Je me suis inscrite ensuite à l’École Pratique des Hautes Études, établissement d’enseignement supérieur qui propose des formations à la recherche, par la pratique en laboratoire. Cette expérience en immersion a été formidable.
En seconde année, une collègue ingénieure m’a informée que l’Inserm recrutait des techniciens de la recherche par voie de concours. J’ai tenté l’expérience et j’ai été reçue. J’avais 21 ans, des envies de quitter Lunel pour m’installer à Paris. J’ai été affectée…à Montpellier !
Trois femmes inspirantes…
J’ai rejoint une équipe axée sur les effets de la microgravité dans la mise en place et le développement du système vestibulaire de l’oreille interne. Cette équipe était dirigée par trois Directrices de recherche : Jacqueline Raymond, Danielle Demêmes et Claudie Dechesne. Indépendantes et passionnées elles m’ont transmis leur savoir-faire dans les domaines de l’histologie et de l’imagerie confocale.
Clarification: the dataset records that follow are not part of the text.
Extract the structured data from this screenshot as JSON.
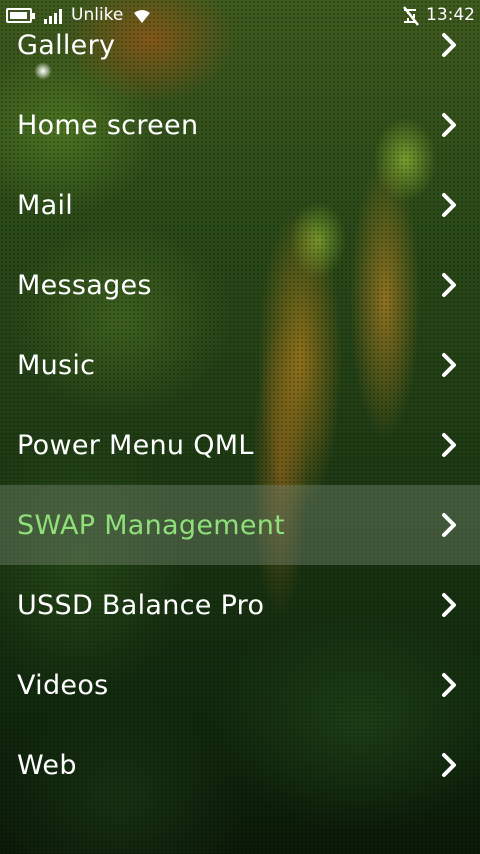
{
  "status_bar": {
    "operator": "Unlike",
    "time": "13:42",
    "icons": [
      "battery-icon",
      "signal-strength-icon",
      "wifi-icon",
      "no-sim-icon"
    ]
  },
  "menu": {
    "items": [
      {
        "label": "Gallery",
        "icon": "chevron-right-icon"
      },
      {
        "label": "Home screen",
        "icon": "chevron-right-icon"
      },
      {
        "label": "Mail",
        "icon": "chevron-right-icon"
      },
      {
        "label": "Messages",
        "icon": "chevron-right-icon"
      },
      {
        "label": "Music",
        "icon": "chevron-right-icon"
      },
      {
        "label": "Power Menu QML",
        "icon": "chevron-right-icon"
      },
      {
        "label": "SWAP Management",
        "icon": "chevron-right-icon",
        "selected": true
      },
      {
        "label": "USSD Balance Pro",
        "icon": "chevron-right-icon"
      },
      {
        "label": "Videos",
        "icon": "chevron-right-icon"
      },
      {
        "label": "Web",
        "icon": "chevron-right-icon"
      }
    ]
  },
  "colors": {
    "text": "#ffffff",
    "selected_text": "#8fe07a",
    "selected_background": "#78877390"
  }
}
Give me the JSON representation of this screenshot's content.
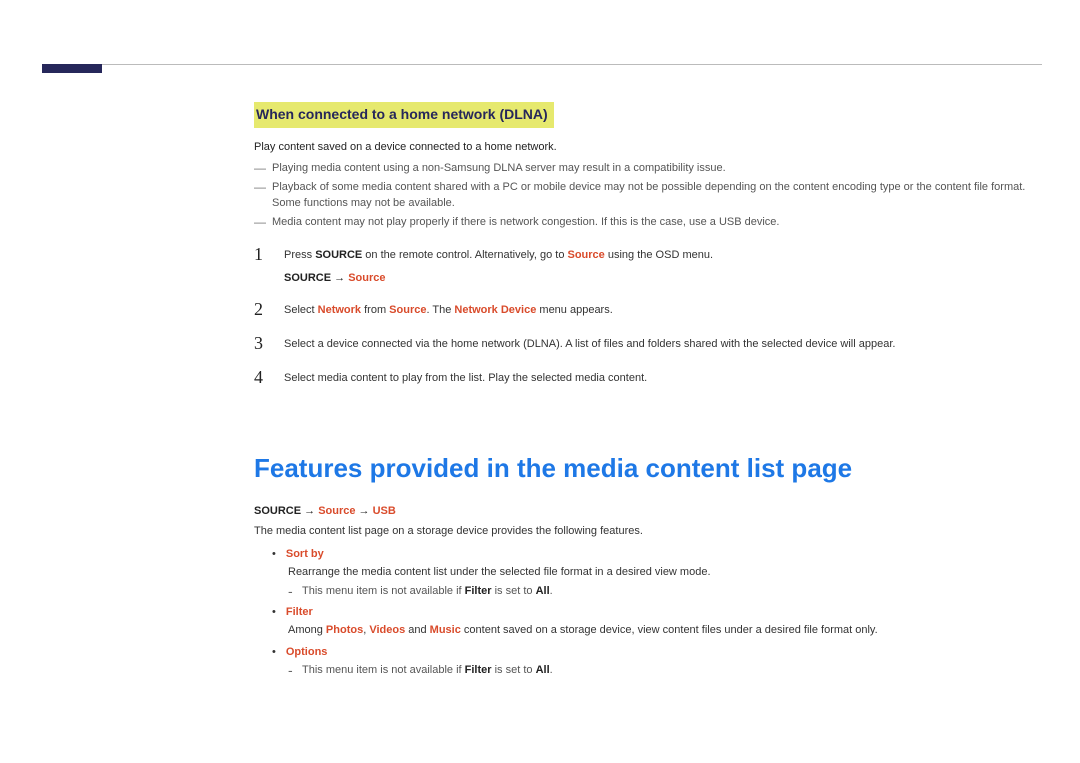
{
  "s1": {
    "heading": "When connected to a home network (DLNA)",
    "intro": "Play content saved on a device connected to a home network.",
    "notes": [
      "Playing media content using a non-Samsung DLNA server may result in a compatibility issue.",
      "Playback of some media content shared with a PC or mobile device may not be possible depending on the content encoding type or the content file format. Some functions may not be available.",
      "Media content may not play properly if there is network congestion. If this is the case, use a USB device."
    ],
    "steps": {
      "s1a": "Press ",
      "s1b": "SOURCE",
      "s1c": " on the remote control. Alternatively, go to ",
      "s1d": "Source",
      "s1e": " using the OSD menu.",
      "s1path_a": "SOURCE",
      "s1path_arrow": " → ",
      "s1path_b": "Source",
      "s2a": "Select ",
      "s2b": "Network",
      "s2c": " from ",
      "s2d": "Source",
      "s2e": ". The ",
      "s2f": "Network Device",
      "s2g": " menu appears.",
      "s3": "Select a device connected via the home network (DLNA). A list of files and folders shared with the selected device will appear.",
      "s4": "Select media content to play from the list. Play the selected media content."
    }
  },
  "s2": {
    "title": "Features provided in the media content list page",
    "path_a": "SOURCE",
    "path_arr1": " → ",
    "path_b": "Source",
    "path_arr2": " → ",
    "path_c": "USB",
    "desc": "The media content list page on a storage device provides the following features.",
    "items": {
      "i1": {
        "name": "Sort by",
        "sub": "Rearrange the media content list under the selected file format in a desired view mode.",
        "dash_a": "This menu item is not available if ",
        "dash_b": "Filter",
        "dash_c": " is set to ",
        "dash_d": "All",
        "dash_e": "."
      },
      "i2": {
        "name": "Filter",
        "sub_a": "Among ",
        "sub_b": "Photos",
        "sub_c": ", ",
        "sub_d": "Videos",
        "sub_e": " and ",
        "sub_f": "Music",
        "sub_g": " content saved on a storage device, view content files under a desired file format only."
      },
      "i3": {
        "name": "Options",
        "dash_a": "This menu item is not available if ",
        "dash_b": "Filter",
        "dash_c": " is set to ",
        "dash_d": "All",
        "dash_e": "."
      }
    }
  }
}
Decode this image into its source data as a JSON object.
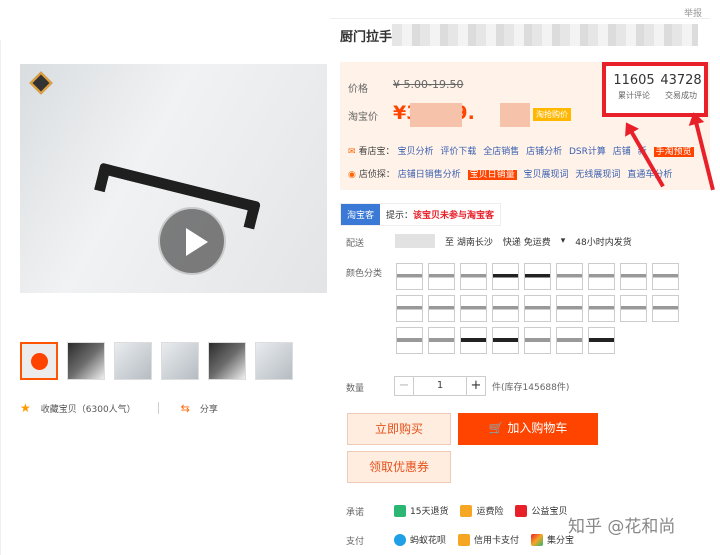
{
  "report": "举报",
  "title": "厨门拉手",
  "price": {
    "label_price": "价格",
    "original": "¥ 5.00-19.50",
    "label_taobao": "淘宝价",
    "current": "¥3.    -19.",
    "tag": "淘抢购价"
  },
  "tools": {
    "row1_label": "看店宝：",
    "row1_links": [
      "宝贝分析",
      "评价下载",
      "全店销售",
      "店铺分析",
      "DSR计算",
      "店铺",
      "新"
    ],
    "row1_highlight": "手淘预览",
    "row2_label": "店侦探：",
    "row2_links": [
      "店铺日销售分析"
    ],
    "row2_highlight": "宝贝日销量",
    "row2_links_after": [
      "宝贝展现词",
      "无线展现词",
      "直通车分析"
    ]
  },
  "stats": {
    "reviews_count": "11605",
    "reviews_label": "累计评论",
    "deals_count": "43728",
    "deals_label": "交易成功"
  },
  "ticket": {
    "badge": "淘宝客",
    "hint": "提示：",
    "notice": "该宝贝未参与淘宝客"
  },
  "delivery": {
    "label": "配送",
    "to": "至 湖南长沙",
    "fee": "快递 免运费",
    "ship": "48小时内发货"
  },
  "color_label": "颜色分类",
  "quantity": {
    "label": "数量",
    "minus": "−",
    "value": "1",
    "plus": "+",
    "stock": "件(库存145688件)"
  },
  "buttons": {
    "buy": "立即购买",
    "cart": "加入购物车",
    "coupon": "领取优惠券"
  },
  "promise": {
    "label": "承诺",
    "items": [
      "15天退货",
      "运费险",
      "公益宝贝"
    ]
  },
  "payment": {
    "label": "支付",
    "items": [
      "蚂蚁花呗",
      "信用卡支付",
      "集分宝"
    ]
  },
  "left": {
    "favorite": "收藏宝贝（6300人气）",
    "share": "分享"
  },
  "watermark": "知乎 @花和尚",
  "colors": {
    "accent": "#ff4400",
    "highlight_box": "#e8202a",
    "price_bg": "#fff2e8"
  }
}
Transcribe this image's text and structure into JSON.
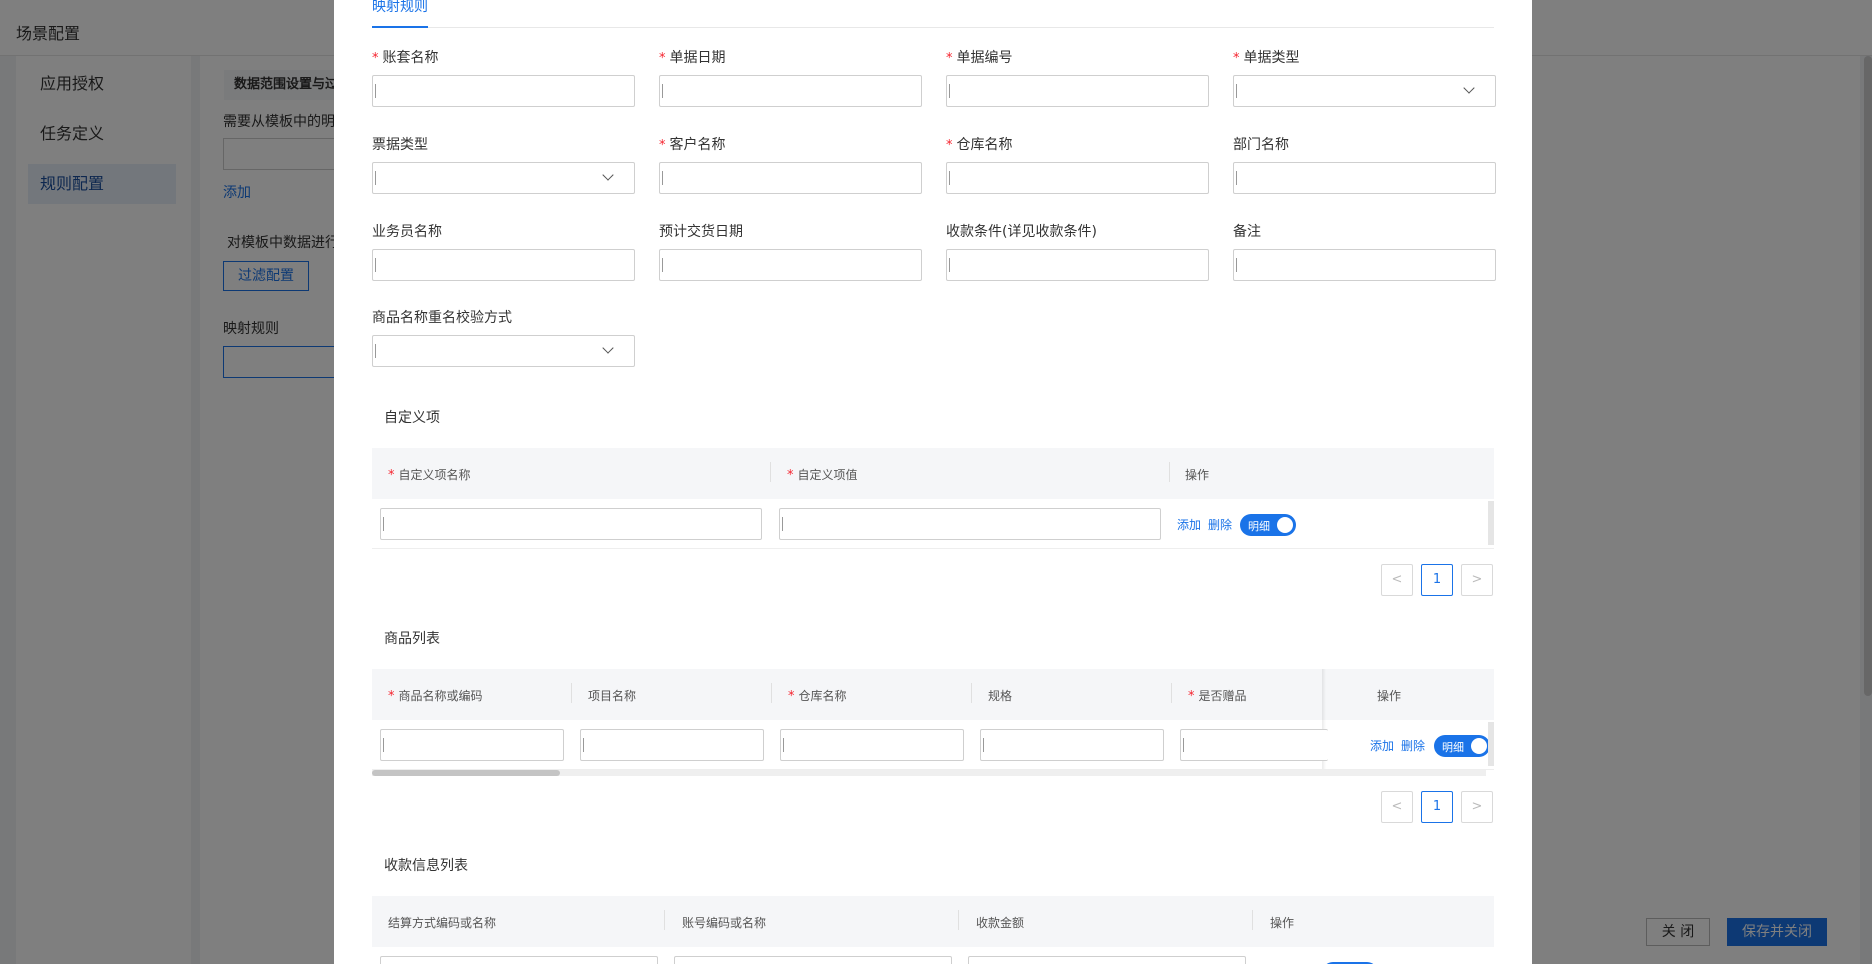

En retour, je leur ai apporté mes compétences en biologie moléculaire et en biochimie.
et une mission pas comme les autres !
Un an après mon arrivée au laboratoire, elles m’ont confié une mission assez exceptionnelle : Lauréates de l’appel d’offre international « NeuroLab », elles m’ont envoyée 2 mois à Cap Canaveral, base de lancement de la Nasa.
En quelques mots simples, je devais mettre au point une manipulation technique reproductible en situation de vol par les astronautes, et réaliser les manœuvres de contrôle au sol en simultané avec eux.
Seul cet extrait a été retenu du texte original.